If you had storage for static length arrays inside a structure, then it would probably work because that’s not a pointer, it’s real data.

If you are using 64bit OS(linux) no size problem for pointers.

Thanks a lot for your answers. I’ll try to pass a long list args to kernel.

Ok, I’ve changed my kernel by passing all args, instead of struct.

Substantially, the kernel now appears like this:

_global__ void GALfilterKern(int sig_length, Complex *sig_d, Complex *sig, float *Energy, float *norm_b, Complex *h, Complex *E_f, Complex *E_b, Complex *k, Complex *y, Complex *err, Complex *sig_filt, Complex *Y)

And I’ve allocated all device memory in main(). E_b was a double pointer (as it is a 2M_DEFAULT+1 matrix), so I’ve “flattened” it and now it’s a 2M_DEFAULT+1 array.

Two effects:

  • The execution time is massively increased (from about 530 microsec. to about 1:20 min).

  • The results are not correct yet (even they are a litte more correct than before)

I’m comparing results with a CPU version of this algorithm. I’ve also tried to compile with -prec-div=true and -prec-sqrt=true but it’s the same. :(

I have just looked at your with bit more carefully. I have seen that ypu kArgs contains many pointers which allocated in host. and you have copied kArgs to dArgs, dArgs now contains pointers defined in host, which is not valid for Device; it is a serious mistake. before copying KArgs to dArgs you must allocate the inside pointers from GPU. In addition make sure size of pointers. If you are using 64bit Linux OS noproblem.

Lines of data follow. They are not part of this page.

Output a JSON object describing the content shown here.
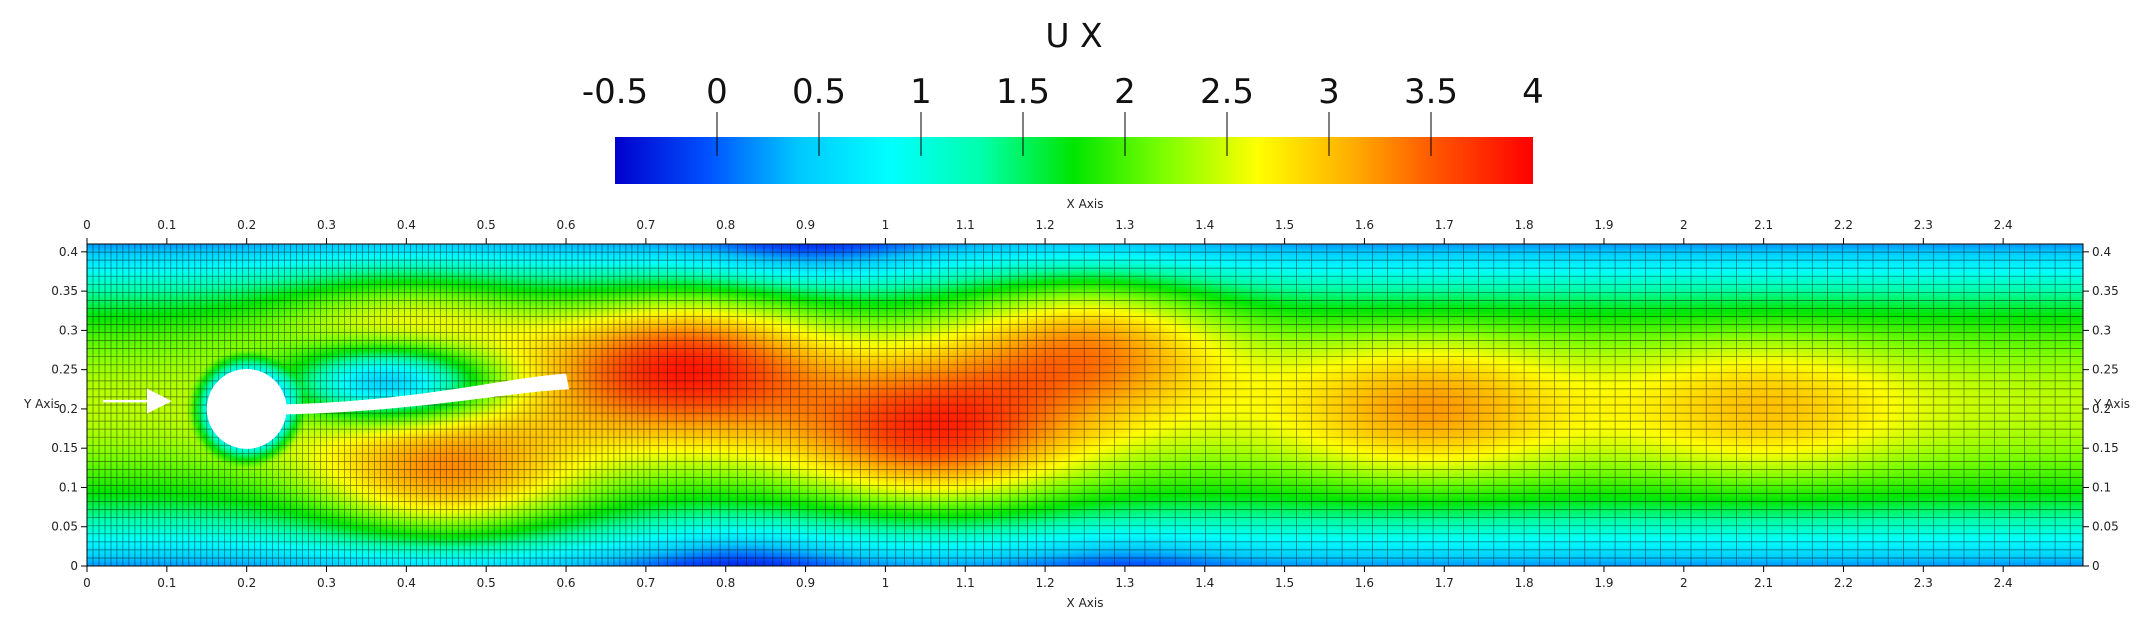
{
  "chart_data": {
    "type": "heatmap",
    "title": "U X",
    "colorbar": {
      "min": -0.5,
      "max": 4,
      "tick_labels": [
        "-0.5",
        "0",
        "0.5",
        "1",
        "1.5",
        "2",
        "2.5",
        "3",
        "3.5",
        "4"
      ],
      "tick_values": [
        -0.5,
        0,
        0.5,
        1,
        1.5,
        2,
        2.5,
        3,
        3.5,
        4
      ],
      "colormap": [
        "#0000cc",
        "#0050ff",
        "#00c8ff",
        "#00ffff",
        "#00ffaa",
        "#00e600",
        "#80ff00",
        "#ffff00",
        "#ffb000",
        "#ff5000",
        "#ff0000"
      ]
    },
    "xlabel": "X Axis",
    "ylabel": "Y Axis",
    "xlim": [
      0,
      2.5
    ],
    "ylim": [
      0,
      0.41
    ],
    "x_tick_values": [
      0,
      0.1,
      0.2,
      0.3,
      0.4,
      0.5,
      0.6,
      0.7,
      0.8,
      0.9,
      1,
      1.1,
      1.2,
      1.3,
      1.4,
      1.5,
      1.6,
      1.7,
      1.8,
      1.9,
      2,
      2.1,
      2.2,
      2.3,
      2.4
    ],
    "x_tick_labels": [
      "0",
      "0.1",
      "0.2",
      "0.3",
      "0.4",
      "0.5",
      "0.6",
      "0.7",
      "0.8",
      "0.9",
      "1",
      "1.1",
      "1.2",
      "1.3",
      "1.4",
      "1.5",
      "1.6",
      "1.7",
      "1.8",
      "1.9",
      "2",
      "2.1",
      "2.2",
      "2.3",
      "2.4"
    ],
    "y_tick_values": [
      0,
      0.05,
      0.1,
      0.15,
      0.2,
      0.25,
      0.3,
      0.35,
      0.4
    ],
    "y_tick_labels": [
      "0",
      "0.05",
      "0.1",
      "0.15",
      "0.2",
      "0.25",
      "0.3",
      "0.35",
      "0.4"
    ],
    "obstacles": {
      "cylinder": {
        "cx": 0.2,
        "cy": 0.2,
        "r": 0.05
      },
      "flag": {
        "x_start": 0.2,
        "x_end": 0.6,
        "y_root": 0.2,
        "y_tip_bottom": 0.225,
        "y_tip_top": 0.245,
        "thickness": 0.01
      }
    },
    "inflow_arrow": {
      "x_start": 0.02,
      "x_end": 0.1,
      "y": 0.21
    },
    "field_features": [
      {
        "kind": "high",
        "x": 0.45,
        "y": 0.1,
        "value": 3.1
      },
      {
        "kind": "high",
        "x": 0.4,
        "y": 0.3,
        "value": 2.9
      },
      {
        "kind": "high",
        "x": 0.75,
        "y": 0.26,
        "value": 3.8
      },
      {
        "kind": "high",
        "x": 1.06,
        "y": 0.165,
        "value": 3.7
      },
      {
        "kind": "high",
        "x": 1.25,
        "y": 0.29,
        "value": 3.2
      },
      {
        "kind": "high",
        "x": 1.68,
        "y": 0.2,
        "value": 3.2
      },
      {
        "kind": "high",
        "x": 2.1,
        "y": 0.2,
        "value": 3.0
      },
      {
        "kind": "low",
        "x": 0.38,
        "y": 0.235,
        "value": -0.2
      },
      {
        "kind": "low",
        "x": 0.82,
        "y": 0.0,
        "value": -0.3
      },
      {
        "kind": "low",
        "x": 0.9,
        "y": 0.41,
        "value": -0.3
      },
      {
        "kind": "low",
        "x": 1.3,
        "y": 0.0,
        "value": -0.1
      }
    ]
  }
}
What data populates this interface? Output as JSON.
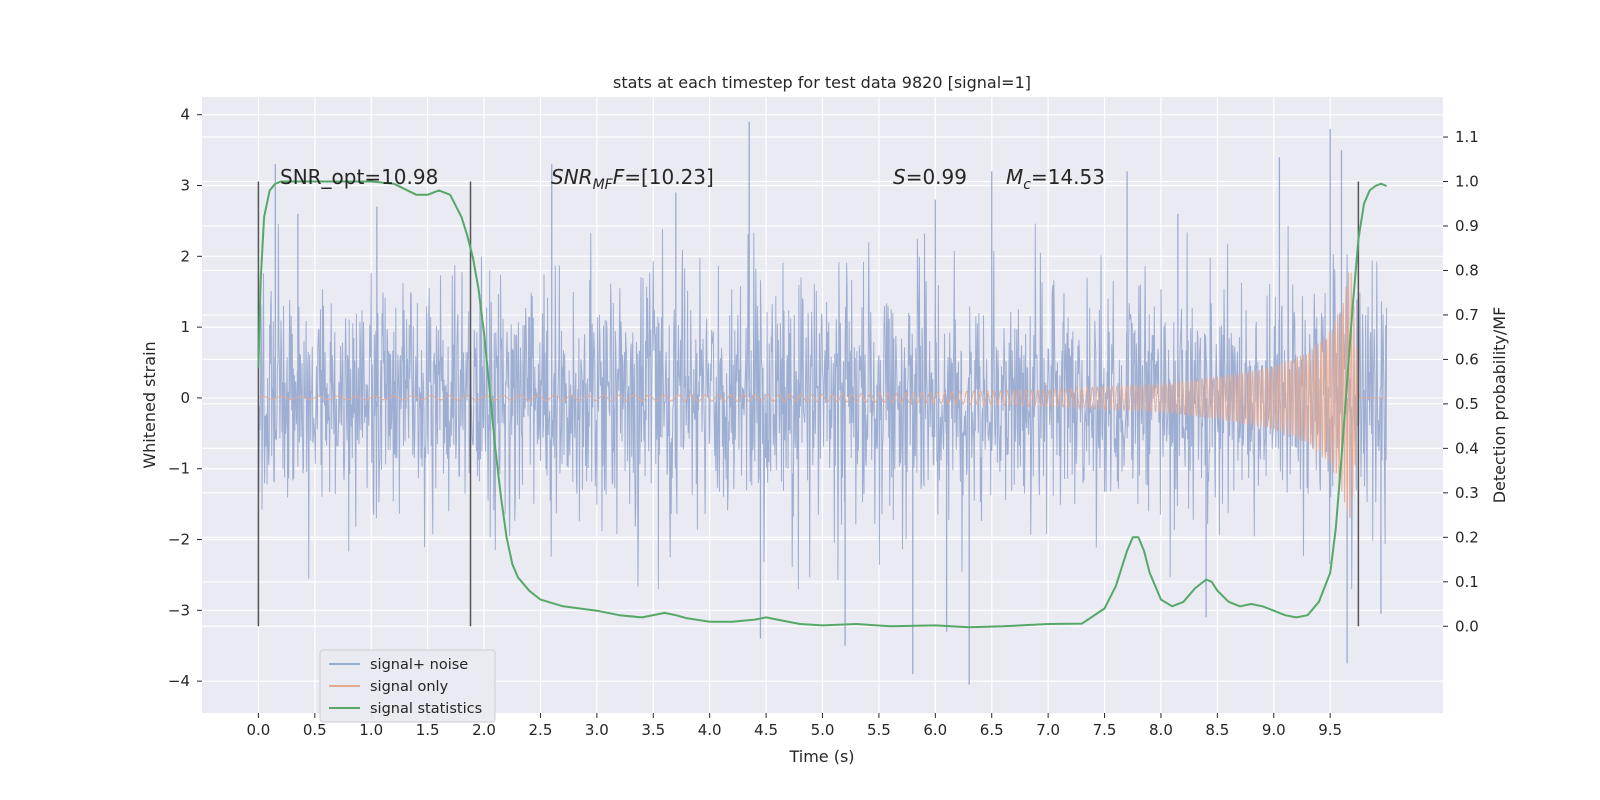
{
  "chart_data": {
    "type": "line",
    "title": "stats at each timestep for test data 9820 [signal=1]",
    "xlabel": "Time (s)",
    "ylabel": "Whitened strain",
    "y2label": "Detection probability/MF",
    "xlim": [
      -0.5,
      10.5
    ],
    "ylim": [
      -4.45,
      4.25
    ],
    "y2lim": [
      -0.195,
      1.19
    ],
    "x_ticks": [
      "0.0",
      "0.5",
      "1.0",
      "1.5",
      "2.0",
      "2.5",
      "3.0",
      "3.5",
      "4.0",
      "4.5",
      "5.0",
      "5.5",
      "6.0",
      "6.5",
      "7.0",
      "7.5",
      "8.0",
      "8.5",
      "9.0",
      "9.5"
    ],
    "y_ticks": [
      "4",
      "3",
      "2",
      "1",
      "0",
      "−1",
      "−2",
      "−3",
      "−4"
    ],
    "y2_ticks": [
      "1.1",
      "1.0",
      "0.9",
      "0.8",
      "0.7",
      "0.6",
      "0.5",
      "0.4",
      "0.3",
      "0.2",
      "0.1",
      "0.0"
    ],
    "grid": true,
    "legend_position": "lower-left",
    "series": [
      {
        "name": "signal+ noise",
        "color": "#9aabd0",
        "description_values": "dense noise, amplitude ~±2 with spikes up to ~3.9 and down to ~-4.0, from t=0 to t=10",
        "spikes": [
          [
            0.15,
            3.3
          ],
          [
            0.35,
            2.6
          ],
          [
            1.05,
            2.7
          ],
          [
            2.6,
            3.3
          ],
          [
            3.7,
            2.9
          ],
          [
            4.35,
            3.9
          ],
          [
            6.0,
            2.8
          ],
          [
            6.5,
            3.2
          ],
          [
            7.7,
            3.2
          ],
          [
            8.15,
            2.6
          ],
          [
            9.05,
            3.4
          ],
          [
            9.5,
            3.8
          ],
          [
            9.6,
            3.5
          ],
          [
            4.45,
            -3.4
          ],
          [
            5.2,
            -3.5
          ],
          [
            5.8,
            -3.9
          ],
          [
            6.3,
            -4.05
          ],
          [
            6.1,
            -3.3
          ],
          [
            8.4,
            -3.1
          ],
          [
            9.65,
            -3.75
          ],
          [
            9.95,
            -3.05
          ]
        ]
      },
      {
        "name": "signal only",
        "color": "#e5a990",
        "description_values": "chirp growing from ~0 near t=5 to amplitude ~±2 at t=9.7, then zero",
        "envelope": [
          [
            0,
            0.02
          ],
          [
            5,
            0.05
          ],
          [
            6,
            0.08
          ],
          [
            7,
            0.12
          ],
          [
            8,
            0.2
          ],
          [
            8.5,
            0.3
          ],
          [
            9,
            0.45
          ],
          [
            9.3,
            0.65
          ],
          [
            9.5,
            0.95
          ],
          [
            9.6,
            1.3
          ],
          [
            9.68,
            1.9
          ],
          [
            9.72,
            1.1
          ],
          [
            9.76,
            0.0
          ]
        ]
      },
      {
        "name": "signal statistics",
        "color": "#55a868",
        "axis": "right",
        "x": [
          0.0,
          0.02,
          0.05,
          0.1,
          0.15,
          0.2,
          0.3,
          0.5,
          0.8,
          1.0,
          1.2,
          1.4,
          1.5,
          1.6,
          1.7,
          1.8,
          1.85,
          1.9,
          1.95,
          2.0,
          2.05,
          2.1,
          2.15,
          2.2,
          2.25,
          2.3,
          2.4,
          2.5,
          2.7,
          3.0,
          3.2,
          3.4,
          3.6,
          3.7,
          3.8,
          4.0,
          4.2,
          4.4,
          4.5,
          4.6,
          4.8,
          5.0,
          5.3,
          5.6,
          6.0,
          6.3,
          6.6,
          7.0,
          7.3,
          7.5,
          7.6,
          7.7,
          7.75,
          7.8,
          7.85,
          7.9,
          8.0,
          8.1,
          8.2,
          8.3,
          8.4,
          8.45,
          8.5,
          8.6,
          8.7,
          8.8,
          8.9,
          9.0,
          9.1,
          9.2,
          9.3,
          9.4,
          9.5,
          9.55,
          9.6,
          9.65,
          9.7,
          9.75,
          9.8,
          9.85,
          9.9,
          9.95,
          10.0
        ],
        "values": [
          0.58,
          0.78,
          0.92,
          0.98,
          0.995,
          1.0,
          1.0,
          1.0,
          1.0,
          1.0,
          0.995,
          0.97,
          0.97,
          0.98,
          0.97,
          0.92,
          0.88,
          0.83,
          0.76,
          0.66,
          0.53,
          0.4,
          0.29,
          0.2,
          0.14,
          0.11,
          0.08,
          0.06,
          0.045,
          0.035,
          0.025,
          0.02,
          0.03,
          0.025,
          0.018,
          0.01,
          0.01,
          0.015,
          0.02,
          0.015,
          0.005,
          0.002,
          0.005,
          0.0,
          0.002,
          -0.002,
          0.0,
          0.005,
          0.006,
          0.04,
          0.09,
          0.17,
          0.2,
          0.2,
          0.17,
          0.12,
          0.06,
          0.045,
          0.055,
          0.085,
          0.105,
          0.1,
          0.08,
          0.055,
          0.045,
          0.05,
          0.045,
          0.035,
          0.025,
          0.02,
          0.025,
          0.055,
          0.12,
          0.22,
          0.38,
          0.55,
          0.72,
          0.87,
          0.95,
          0.98,
          0.99,
          0.995,
          0.99
        ]
      }
    ],
    "vlines": [
      0.0,
      1.88,
      9.75
    ],
    "annotations": {
      "snr_opt": "SNR_opt=10.98",
      "snr_mf_prefix": "SNR",
      "snr_mf_sub": "MF",
      "snr_mf_suffix": "=[10.23]",
      "s_sym": "S",
      "s_val": "=0.99",
      "mc_sym": "M",
      "mc_sub": "c",
      "mc_val": "=14.53"
    },
    "colors": {
      "background": "#eaeaf2",
      "grid": "#ffffff",
      "vline": "#555555"
    }
  }
}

Thanks, but I’ve changed my kernel and now it takes single args instead of struct. Now I’ve the problems described before.

This does not solve the problem of device pointers vs. host pointers. It just makes it a bit more obvious that you have to do something about it.

I’ve resolved that problem, because now I’ve allocated every device pointer with cudaMalloc, as SPWorley said me. In fact now I’ve results still a little different as regards the originals, but they are always the same at every kernel launch (first I had results different at every kernel launch, just because there was that problem with pointers).

Now I would know how correct these results and why it takes so long to execute.

Your speed issues are a separate problem. They come from using a single thread on a GPU (you will likely want to be running something like 256 threads on each of 1000 blocks), and from having poor memory access patterns. These are big design issues… the first will hurt you by over two orders of magnitude, the second by one order of magnitude.

But take it one step at a time. Just getting code actually running on the GPU is a satisfying subgoal.

That’s right, in fact at the moment, speed is a secondary problem. However it’s strange, because before change the code, I had one thread anyway.

The results have priority and I don’t know why they are still incorrect. :(

Before the change in code, you were crashing your kernel because you were dereferencing host pointers on the device. You were just measuring how fast the kernel can crash, not how fast your computation was.

You’re not checking for any error return from your kernel launch… that would let you print an error when a kernel fails.

Ok, thanks. Understood. ;)

Any idea concerning the results?

Another question is:

If I wanted to alloc every field of the struct in device, how can I did that? For example if I have this struct:

typedef struct {

   int *integer;

   float *floating_point;

} structure

How can I alloc integer and floating_point fields in device, since I can’t dereferencing them in host code?

It’s multiple steps, prone to error, but not too hard. But there’s no reason to… the structure gives you no advantages whatsoever, and has speed penalties because of the extra dereferencing.

But the process is to create a host structure, and populate its pointers using cudaMalloc so you have a host structure filled with device pointers. Then you cudamalloc a device structure, and cudamemcopy the host structure data into the device structure memory. Then you pass the device pointer of the device struct.

Lots of extra steps with no benefit. It can admittedly be useful when you have even more arguments (like 30+), but you’re not there yet.